En octobre 2021, j’ai embarqué pour deux semaines sur un narrowboat — ces bateaux étroits, longs de 15 mètres et larges de 2,13 mètres. J’ai parcouru le Warwickshire Ring, une boucle de 165 kilomètres et 94 écluses au cœur des Midlands. Naviguer, c’est vivre selon le rythme du canal : ralentir, anticiper, composer avec la météo et la lumière. Chaque soir, il fallait trouver un point de mouillage avant la nuit. Remplir le réservoir d’eau, faire les courses à pied, ou simplement trouver un pub pour se réchauffer devenait un petit défi logistique.

Mais au-delà de la navigation, ce sont surtout les rencontres qui ont marqué ce voyage.

Avant même de larguer les amarres, une voix m’interpelle en français : c’est Yann, installé depuis 2006. Sa sœur Anne, elle aussi boat-dweller, m’a aidé à sortir du Wharf.
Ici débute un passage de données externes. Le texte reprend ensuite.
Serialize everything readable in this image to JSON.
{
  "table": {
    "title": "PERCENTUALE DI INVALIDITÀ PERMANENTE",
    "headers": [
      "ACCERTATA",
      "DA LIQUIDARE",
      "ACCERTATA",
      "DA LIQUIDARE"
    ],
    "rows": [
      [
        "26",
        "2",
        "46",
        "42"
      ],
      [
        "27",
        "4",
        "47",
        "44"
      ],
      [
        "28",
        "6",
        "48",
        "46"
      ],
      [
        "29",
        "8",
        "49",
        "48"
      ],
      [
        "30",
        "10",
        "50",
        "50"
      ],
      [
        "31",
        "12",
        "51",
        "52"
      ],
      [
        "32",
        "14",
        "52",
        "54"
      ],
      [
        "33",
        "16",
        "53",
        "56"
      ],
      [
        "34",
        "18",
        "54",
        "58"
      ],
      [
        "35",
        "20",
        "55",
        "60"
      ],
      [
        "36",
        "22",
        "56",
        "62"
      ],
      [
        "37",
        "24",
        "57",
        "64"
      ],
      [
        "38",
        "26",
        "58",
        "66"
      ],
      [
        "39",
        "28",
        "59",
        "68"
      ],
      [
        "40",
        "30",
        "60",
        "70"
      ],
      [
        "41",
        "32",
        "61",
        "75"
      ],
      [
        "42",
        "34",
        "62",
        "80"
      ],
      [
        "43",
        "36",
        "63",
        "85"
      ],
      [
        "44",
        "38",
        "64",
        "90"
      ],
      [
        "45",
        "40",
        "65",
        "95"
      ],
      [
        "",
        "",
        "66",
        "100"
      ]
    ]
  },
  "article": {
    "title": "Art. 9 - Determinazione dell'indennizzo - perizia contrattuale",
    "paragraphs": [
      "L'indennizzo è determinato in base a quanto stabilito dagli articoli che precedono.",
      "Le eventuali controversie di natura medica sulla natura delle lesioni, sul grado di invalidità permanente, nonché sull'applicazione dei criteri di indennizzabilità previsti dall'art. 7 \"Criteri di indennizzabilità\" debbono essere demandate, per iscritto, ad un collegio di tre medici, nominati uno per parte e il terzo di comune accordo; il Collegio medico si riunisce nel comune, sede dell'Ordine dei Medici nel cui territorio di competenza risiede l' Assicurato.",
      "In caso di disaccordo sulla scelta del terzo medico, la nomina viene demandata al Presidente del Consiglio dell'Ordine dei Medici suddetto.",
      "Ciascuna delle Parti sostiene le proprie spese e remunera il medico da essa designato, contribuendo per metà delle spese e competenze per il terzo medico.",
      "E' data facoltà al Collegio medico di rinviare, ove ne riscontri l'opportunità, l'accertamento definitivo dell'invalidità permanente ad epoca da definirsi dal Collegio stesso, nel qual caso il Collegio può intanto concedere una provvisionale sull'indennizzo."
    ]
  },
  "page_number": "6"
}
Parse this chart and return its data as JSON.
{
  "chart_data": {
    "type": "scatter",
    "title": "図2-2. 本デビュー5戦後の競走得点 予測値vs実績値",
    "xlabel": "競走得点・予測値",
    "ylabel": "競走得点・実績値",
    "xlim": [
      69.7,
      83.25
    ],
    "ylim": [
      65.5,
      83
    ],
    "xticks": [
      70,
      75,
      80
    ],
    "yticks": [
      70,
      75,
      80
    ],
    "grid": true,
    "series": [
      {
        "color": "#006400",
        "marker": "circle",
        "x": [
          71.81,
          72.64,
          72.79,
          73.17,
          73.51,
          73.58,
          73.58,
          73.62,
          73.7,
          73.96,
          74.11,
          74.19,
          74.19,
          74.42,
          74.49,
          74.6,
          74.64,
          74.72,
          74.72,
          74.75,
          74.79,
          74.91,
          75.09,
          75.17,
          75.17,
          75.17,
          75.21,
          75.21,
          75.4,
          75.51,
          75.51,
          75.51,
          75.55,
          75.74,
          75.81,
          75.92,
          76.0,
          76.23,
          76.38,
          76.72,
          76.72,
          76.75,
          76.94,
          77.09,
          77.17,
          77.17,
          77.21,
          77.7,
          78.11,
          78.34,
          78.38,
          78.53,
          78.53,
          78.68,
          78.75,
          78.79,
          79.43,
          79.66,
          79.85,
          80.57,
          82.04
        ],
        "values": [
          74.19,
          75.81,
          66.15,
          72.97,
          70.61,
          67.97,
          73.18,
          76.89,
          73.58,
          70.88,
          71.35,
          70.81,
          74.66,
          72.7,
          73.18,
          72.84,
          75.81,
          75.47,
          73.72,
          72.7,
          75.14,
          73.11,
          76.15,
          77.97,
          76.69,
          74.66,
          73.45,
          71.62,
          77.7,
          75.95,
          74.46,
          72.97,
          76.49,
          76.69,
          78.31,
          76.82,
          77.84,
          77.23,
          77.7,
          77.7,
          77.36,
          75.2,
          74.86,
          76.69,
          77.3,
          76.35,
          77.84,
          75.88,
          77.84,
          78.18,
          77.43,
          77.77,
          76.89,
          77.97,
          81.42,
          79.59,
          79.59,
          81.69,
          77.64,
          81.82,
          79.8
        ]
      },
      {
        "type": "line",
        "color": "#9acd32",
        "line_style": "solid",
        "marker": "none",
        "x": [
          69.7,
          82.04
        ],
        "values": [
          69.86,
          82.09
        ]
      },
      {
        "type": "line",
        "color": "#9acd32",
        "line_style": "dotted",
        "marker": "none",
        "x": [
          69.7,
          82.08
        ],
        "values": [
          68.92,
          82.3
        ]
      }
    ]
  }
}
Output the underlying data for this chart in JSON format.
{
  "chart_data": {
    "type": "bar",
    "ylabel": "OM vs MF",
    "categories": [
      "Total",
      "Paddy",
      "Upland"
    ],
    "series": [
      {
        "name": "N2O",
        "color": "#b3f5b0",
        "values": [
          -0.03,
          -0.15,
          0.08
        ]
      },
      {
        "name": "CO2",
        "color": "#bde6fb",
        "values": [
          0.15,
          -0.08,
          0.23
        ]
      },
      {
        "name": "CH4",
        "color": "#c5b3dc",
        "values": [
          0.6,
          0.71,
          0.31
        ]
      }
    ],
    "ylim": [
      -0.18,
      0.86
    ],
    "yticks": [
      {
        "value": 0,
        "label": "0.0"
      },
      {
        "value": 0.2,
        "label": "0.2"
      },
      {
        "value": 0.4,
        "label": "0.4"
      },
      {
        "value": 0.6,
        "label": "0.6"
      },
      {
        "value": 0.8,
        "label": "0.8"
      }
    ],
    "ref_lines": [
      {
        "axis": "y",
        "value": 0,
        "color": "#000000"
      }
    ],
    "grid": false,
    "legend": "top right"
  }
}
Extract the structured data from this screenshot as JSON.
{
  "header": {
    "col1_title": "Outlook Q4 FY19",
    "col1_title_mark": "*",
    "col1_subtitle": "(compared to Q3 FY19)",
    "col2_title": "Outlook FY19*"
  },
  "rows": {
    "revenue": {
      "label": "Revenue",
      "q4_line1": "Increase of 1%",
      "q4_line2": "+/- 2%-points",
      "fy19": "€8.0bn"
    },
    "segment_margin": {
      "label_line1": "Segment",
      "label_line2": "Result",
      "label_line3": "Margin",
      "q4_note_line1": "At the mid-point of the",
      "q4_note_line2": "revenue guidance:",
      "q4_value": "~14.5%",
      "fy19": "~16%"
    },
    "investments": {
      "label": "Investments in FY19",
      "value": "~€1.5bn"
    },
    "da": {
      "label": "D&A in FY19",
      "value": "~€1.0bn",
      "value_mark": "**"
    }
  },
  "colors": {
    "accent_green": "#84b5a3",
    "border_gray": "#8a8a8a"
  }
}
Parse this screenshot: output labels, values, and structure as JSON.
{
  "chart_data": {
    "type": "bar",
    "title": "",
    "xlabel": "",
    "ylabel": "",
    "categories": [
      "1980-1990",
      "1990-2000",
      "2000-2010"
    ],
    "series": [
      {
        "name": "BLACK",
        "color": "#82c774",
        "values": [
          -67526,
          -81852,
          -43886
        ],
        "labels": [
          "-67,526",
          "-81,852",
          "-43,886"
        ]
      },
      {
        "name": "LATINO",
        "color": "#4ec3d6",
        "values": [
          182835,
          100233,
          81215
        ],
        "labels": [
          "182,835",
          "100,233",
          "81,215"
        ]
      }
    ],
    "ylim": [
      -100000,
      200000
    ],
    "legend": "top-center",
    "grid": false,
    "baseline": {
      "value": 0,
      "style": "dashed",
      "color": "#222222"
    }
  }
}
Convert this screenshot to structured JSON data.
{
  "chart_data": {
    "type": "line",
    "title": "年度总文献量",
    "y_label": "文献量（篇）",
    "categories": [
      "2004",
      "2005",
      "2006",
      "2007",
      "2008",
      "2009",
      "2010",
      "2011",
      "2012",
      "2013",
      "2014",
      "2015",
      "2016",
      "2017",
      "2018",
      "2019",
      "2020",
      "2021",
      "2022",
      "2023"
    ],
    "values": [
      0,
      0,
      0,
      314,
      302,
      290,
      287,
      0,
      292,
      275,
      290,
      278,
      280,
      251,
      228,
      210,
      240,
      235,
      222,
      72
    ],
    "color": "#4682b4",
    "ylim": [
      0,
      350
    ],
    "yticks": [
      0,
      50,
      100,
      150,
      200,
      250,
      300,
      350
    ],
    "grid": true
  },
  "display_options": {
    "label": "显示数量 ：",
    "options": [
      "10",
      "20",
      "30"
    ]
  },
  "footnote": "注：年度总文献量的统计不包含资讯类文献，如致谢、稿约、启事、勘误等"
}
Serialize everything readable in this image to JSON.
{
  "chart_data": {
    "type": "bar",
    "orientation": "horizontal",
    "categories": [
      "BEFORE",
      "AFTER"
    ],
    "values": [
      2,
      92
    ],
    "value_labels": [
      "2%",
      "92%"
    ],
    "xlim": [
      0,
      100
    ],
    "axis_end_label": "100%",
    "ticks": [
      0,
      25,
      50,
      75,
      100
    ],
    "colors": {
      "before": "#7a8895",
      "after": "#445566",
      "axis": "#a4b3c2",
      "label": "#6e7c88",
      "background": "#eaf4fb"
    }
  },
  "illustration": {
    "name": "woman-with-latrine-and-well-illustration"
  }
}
Puis il y a eu Steve, un ancien enseignant qui a troqué sa maison contre un bateau et parle d’un « vœu de pauvreté volontaire ». Ou encore Claire, 19 ans sur le canal, heureuse de cette vie simple et lente, loin du stress.

John, bénévole pour Canal & River Trust, m’a accompagné pour mes premières écluses : passionné, patient, il incarne l’esprit d’entraide qui règne sur le canal. J’ai croisé Adam, convoyeur bénévole de bateaux en quête d’aventure gratuite ; Susan et Tim, qui viennent du nord du pays voir leur fils en bateau pendant leurs vacances ; et David et Kate, en vadrouille avec leurs six enfants pendant le half-term.

Vivre sur un narrowboat, ce n’est pas gratuit, mais c’est souvent plus accessible que de vivre à terre. Comptez environ 4’700 £ par an pour l’entretien, le carburant, le chauffage, les licences et les assurances. Sans compter l’achat du bateau, entre 50’000 et 100’000 £. Mais pas de taxe locale si l’on navigue en continu.

Le canal est aussi un espace vivant, entre vestiges industriels, art urbain, et reconversions. À Hillmorton, j’ai découvert un poème gravé sur les écluses, un hommage à l’eau et à la lenteur : « Step at a time a river / climbs carefully / down through the town. »

Après 14 jours, malgré la pluie, le froid, les habits mouillés à faire sécher dans un espace exigu, je n’avais qu’une envie : repartir. Car cette immersion, c’est bien plus qu’un voyage. C’est une leçon d’humilité, de lenteur choisie, de liberté. Une invitation à repenser nos repères.